In his discussion on “Qualifications of Inerrancy” in 40 Questions About Interpreting The Bible, Robert Plummer encourages pastry-making informed by appropriate sources:
7. Inerrancy does not mean that the Bible provides definitive or exhaustive information on every topic. No author in the Bible, for example, attempts a classification of mollusks or lessons in subatomic physics. The Bible tangentially touches on these subjects in asserting that God is the creator of all things, marine or subatomic, but one must not press the Scriptures to say more than they offer. If you want to learn how to bake French pastries, for example, there is no biblical text that I can suggest. I can, however, exhort you to do all things diligently for God’s glory (Col. 3:17) and not to engage in gluttony (Prov. 23:20). And I would be happy to sample any of the pastries you make.40 Questions About Interpreting The Bible, p. 43, Robert L. Plummer (italics his)
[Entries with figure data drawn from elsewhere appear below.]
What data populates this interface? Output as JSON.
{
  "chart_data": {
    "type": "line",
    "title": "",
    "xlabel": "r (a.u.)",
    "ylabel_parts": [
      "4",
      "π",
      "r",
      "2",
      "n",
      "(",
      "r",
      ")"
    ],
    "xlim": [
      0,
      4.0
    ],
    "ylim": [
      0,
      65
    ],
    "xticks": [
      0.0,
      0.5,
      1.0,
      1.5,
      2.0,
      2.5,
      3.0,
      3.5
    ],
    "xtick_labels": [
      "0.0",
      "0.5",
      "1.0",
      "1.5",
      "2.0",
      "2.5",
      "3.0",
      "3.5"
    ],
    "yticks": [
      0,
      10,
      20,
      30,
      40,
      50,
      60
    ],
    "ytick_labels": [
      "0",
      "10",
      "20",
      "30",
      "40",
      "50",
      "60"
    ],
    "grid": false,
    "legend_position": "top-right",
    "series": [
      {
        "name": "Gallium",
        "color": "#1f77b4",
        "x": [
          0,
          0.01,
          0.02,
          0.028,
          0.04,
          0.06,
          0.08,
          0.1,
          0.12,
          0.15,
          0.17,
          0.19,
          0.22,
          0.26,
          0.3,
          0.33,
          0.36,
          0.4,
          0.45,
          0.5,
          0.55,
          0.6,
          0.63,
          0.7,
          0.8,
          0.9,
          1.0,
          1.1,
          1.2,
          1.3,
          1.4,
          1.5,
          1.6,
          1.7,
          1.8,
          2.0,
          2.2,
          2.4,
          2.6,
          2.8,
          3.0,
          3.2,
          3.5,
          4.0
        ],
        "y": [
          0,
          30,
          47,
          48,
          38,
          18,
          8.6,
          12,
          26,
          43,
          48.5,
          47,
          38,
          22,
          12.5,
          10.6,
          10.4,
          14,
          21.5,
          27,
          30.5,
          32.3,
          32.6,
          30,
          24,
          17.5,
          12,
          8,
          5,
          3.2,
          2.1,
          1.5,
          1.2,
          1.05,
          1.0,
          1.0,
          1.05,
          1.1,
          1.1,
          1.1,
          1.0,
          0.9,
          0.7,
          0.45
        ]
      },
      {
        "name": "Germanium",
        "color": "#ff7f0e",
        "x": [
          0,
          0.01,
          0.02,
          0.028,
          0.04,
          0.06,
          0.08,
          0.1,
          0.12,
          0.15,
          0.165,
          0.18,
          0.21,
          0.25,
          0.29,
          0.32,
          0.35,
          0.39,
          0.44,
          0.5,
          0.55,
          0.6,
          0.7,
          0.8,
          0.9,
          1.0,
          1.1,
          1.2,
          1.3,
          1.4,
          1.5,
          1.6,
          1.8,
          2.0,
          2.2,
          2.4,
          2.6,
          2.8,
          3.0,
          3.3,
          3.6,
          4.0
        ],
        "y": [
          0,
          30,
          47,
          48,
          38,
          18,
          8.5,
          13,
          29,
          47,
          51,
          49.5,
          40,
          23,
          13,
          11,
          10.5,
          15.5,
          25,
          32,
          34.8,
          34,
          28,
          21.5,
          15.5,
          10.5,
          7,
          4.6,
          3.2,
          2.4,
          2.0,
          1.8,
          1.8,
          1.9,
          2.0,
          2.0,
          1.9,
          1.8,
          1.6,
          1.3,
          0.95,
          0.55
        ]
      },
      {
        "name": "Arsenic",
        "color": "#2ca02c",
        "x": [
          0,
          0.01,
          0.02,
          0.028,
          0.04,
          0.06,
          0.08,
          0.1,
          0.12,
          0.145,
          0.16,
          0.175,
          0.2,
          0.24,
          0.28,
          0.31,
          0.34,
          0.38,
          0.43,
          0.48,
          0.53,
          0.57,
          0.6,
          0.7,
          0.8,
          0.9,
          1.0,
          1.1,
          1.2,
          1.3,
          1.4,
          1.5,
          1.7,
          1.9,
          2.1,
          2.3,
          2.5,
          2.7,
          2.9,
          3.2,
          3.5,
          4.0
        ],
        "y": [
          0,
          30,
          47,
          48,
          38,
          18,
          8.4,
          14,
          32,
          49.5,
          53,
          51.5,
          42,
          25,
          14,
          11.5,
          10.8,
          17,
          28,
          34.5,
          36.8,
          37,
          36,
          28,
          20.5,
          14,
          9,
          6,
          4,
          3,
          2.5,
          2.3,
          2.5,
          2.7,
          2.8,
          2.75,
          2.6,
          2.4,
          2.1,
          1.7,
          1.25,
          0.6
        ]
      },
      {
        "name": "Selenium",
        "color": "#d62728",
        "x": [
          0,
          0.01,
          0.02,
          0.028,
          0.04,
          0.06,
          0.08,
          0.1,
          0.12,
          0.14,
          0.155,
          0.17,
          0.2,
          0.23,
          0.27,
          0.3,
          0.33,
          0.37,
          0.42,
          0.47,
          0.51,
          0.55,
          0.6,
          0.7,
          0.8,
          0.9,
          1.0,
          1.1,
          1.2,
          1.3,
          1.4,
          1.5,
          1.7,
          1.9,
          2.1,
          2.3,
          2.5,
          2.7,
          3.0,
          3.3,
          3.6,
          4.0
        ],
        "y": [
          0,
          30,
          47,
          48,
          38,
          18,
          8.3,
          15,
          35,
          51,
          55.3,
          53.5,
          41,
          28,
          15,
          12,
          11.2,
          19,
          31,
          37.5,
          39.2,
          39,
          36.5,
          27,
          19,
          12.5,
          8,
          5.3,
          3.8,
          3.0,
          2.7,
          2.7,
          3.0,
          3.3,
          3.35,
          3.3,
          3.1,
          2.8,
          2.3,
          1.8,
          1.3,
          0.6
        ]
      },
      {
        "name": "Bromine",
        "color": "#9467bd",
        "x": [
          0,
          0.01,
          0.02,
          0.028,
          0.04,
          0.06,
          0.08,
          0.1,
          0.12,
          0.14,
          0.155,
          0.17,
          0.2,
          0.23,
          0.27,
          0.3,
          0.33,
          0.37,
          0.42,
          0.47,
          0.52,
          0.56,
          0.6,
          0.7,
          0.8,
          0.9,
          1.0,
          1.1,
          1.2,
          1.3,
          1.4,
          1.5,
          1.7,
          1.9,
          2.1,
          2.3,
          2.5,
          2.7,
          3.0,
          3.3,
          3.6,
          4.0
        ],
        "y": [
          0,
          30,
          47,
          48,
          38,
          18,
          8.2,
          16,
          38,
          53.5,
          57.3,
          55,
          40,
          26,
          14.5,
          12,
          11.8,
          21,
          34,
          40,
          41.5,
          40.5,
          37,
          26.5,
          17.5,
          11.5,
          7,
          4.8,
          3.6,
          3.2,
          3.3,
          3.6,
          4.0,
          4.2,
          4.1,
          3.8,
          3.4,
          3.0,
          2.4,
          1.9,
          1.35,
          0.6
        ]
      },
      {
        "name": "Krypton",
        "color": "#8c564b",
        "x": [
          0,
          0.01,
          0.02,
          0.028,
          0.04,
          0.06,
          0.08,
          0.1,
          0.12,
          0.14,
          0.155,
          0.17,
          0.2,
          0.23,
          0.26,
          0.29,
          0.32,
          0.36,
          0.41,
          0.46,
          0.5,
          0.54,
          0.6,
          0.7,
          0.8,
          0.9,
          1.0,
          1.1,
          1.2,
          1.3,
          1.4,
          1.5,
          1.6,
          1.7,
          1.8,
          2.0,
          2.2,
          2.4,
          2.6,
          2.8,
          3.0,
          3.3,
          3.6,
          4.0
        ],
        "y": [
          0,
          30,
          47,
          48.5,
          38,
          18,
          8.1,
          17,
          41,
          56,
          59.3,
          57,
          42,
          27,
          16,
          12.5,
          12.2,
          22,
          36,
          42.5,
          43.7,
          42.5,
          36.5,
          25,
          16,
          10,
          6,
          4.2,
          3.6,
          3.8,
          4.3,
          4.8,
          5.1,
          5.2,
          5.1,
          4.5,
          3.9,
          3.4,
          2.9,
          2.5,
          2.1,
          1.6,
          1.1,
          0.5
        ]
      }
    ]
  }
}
All jesting aside, the book so far has been a very crisp read, and I am enjoying it quite a bit. This last question/chapter was on the presence (or lack thereof) of error in Scripture. It immediately put me in mind of Warfield’s The Inspiration and Authority of the Bible, which sits nearby. Alas, it will remain undisturbed on my desk for another occasion. I must be through question seven this coming week, as my Biblical Hermeneutics class begins in earnest.
From the same question (#4), the following “Reflection Question” is posed, which I offer as an exercise to you, the reader:
What is the most puzzling text in the Bible to you?
Now, onward to transmission accuracy.